La conferenza internazionale sulla Siria denominata “Ginevra 2” avrebbe dovuto tenersi prima a giugno e poi a luglio ma è slittata a settembre a causa sia del disaccordo tra Russia e Stati Uniti che delle divisioni nel fronte dell’opposizione ad Assad che rendono difficile l’individuazione di un referente unico.

Il protrarsi del conflitto civile in Siria rende sempre più drammatica la condizione delle popolazioni e, in particolare, l’emergenza profughi. Il responsabile dell’alto commissariato dell’Onu per i rifugiati (Unhcr) ha reiterato l’appello ai Paesi confinanti a non chiudere le frontiere ai rifugiati siriani. Sempre l’Osservatore romano (19 luglio) riporta: «“Rinnovo la mia esortazione agli Stati, all’interno e fuori della regione, affinché tengano aperte le proprie frontiere e ricevano tutti i siriani che cercano protezione» ha detto Guterres. «Perché il mio appello abbia successo — ha aggiunto il responsabile dell’Unhcr — è fondamentale che gli Stati limitrofi garantiscano solidarietà”.

Guterres ha lamentato come per i siriani stia diventando sempre più arduo fuggire e andare ad aggiungersi ai circa un milione e ottocentomila rifugiati la cui presenza è accertata dall’Unhcr in Libano, Giordania, Turchia, Iraq ed Egitto». Il responsabile dell’Unhcr ha poi specificato che «i due terzi dei rifugiati hanno lasciato la Siria dall’inizio di quest’anno, a conferma di un progressivo inasprimento del conflitto, e ha ricordato che a una fuga di simili proporzioni da un Paese non si assisteva dai tempi delle stragi in Rwanda risalenti al 1994».

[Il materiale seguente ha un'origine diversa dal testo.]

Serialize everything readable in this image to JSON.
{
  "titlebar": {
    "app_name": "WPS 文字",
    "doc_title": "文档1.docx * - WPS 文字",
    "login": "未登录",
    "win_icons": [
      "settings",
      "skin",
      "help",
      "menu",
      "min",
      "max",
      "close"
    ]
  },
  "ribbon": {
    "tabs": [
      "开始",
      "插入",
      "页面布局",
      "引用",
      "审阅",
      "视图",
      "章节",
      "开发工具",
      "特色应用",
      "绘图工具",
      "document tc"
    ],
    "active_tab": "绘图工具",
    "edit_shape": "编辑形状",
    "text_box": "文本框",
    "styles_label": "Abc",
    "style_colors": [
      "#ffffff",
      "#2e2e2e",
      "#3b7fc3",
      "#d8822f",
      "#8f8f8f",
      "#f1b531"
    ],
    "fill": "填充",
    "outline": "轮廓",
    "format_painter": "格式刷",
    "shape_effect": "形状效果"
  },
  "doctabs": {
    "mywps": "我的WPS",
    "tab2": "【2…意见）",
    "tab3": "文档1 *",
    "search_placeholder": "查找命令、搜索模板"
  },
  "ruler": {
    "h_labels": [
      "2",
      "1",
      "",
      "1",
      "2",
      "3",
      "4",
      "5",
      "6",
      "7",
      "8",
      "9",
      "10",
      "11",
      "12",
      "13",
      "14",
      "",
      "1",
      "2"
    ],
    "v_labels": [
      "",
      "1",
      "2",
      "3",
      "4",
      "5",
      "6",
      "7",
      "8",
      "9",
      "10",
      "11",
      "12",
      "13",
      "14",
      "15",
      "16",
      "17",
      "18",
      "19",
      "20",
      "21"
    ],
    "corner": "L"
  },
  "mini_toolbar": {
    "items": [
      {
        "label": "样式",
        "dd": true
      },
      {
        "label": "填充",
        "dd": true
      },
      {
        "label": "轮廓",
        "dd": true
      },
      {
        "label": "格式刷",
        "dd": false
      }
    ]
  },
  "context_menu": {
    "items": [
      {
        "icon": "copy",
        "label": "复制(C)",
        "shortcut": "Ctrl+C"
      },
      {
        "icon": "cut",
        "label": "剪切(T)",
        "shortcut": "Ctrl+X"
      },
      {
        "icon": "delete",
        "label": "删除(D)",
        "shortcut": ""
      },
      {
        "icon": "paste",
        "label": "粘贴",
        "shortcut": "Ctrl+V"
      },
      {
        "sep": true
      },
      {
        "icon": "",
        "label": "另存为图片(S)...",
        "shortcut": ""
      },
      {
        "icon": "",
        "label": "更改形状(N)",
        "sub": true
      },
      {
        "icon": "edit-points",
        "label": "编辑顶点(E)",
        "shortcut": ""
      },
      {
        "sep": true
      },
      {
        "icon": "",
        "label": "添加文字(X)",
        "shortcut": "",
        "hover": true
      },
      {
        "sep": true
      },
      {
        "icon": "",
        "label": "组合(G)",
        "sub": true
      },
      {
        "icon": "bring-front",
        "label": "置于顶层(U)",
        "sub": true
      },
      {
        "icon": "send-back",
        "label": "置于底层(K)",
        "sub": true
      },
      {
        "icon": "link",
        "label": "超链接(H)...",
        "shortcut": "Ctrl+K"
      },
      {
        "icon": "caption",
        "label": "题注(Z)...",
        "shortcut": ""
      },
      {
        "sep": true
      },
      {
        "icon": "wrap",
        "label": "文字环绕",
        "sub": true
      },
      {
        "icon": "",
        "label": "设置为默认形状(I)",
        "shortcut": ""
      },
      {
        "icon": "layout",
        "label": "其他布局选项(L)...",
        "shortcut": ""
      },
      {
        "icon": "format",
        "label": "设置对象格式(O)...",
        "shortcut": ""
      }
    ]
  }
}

Il responsabile dell’alto commissariato dell’Onu per i rifugiati (Unhcr) ha rivolto un appello ad una maggiore generosità nell’accoglienza dei profughi anche all’Europa: « “Un esempio positivo dall’Europa – riporta l’Osservatore romano del 20 luglio – adesso è cruciale” ha detto Guterres intervenendo ieri a Vilnius a una riunione del Consiglio europeo dei ministri della Giustizia e degli Interni. Constatando che solo due Paesi europei, Germania e Svezia, hanno ricevuto quasi due terzi dei siriani in cerca di protezione nell’Unione europea — in tutto, comunque, meno di quarantamila persone dall’inizio della crisi — Guterres ha esortato anche gli altri Paesi a offrire asilo o opportunità di reinsediamento ai rifugiati».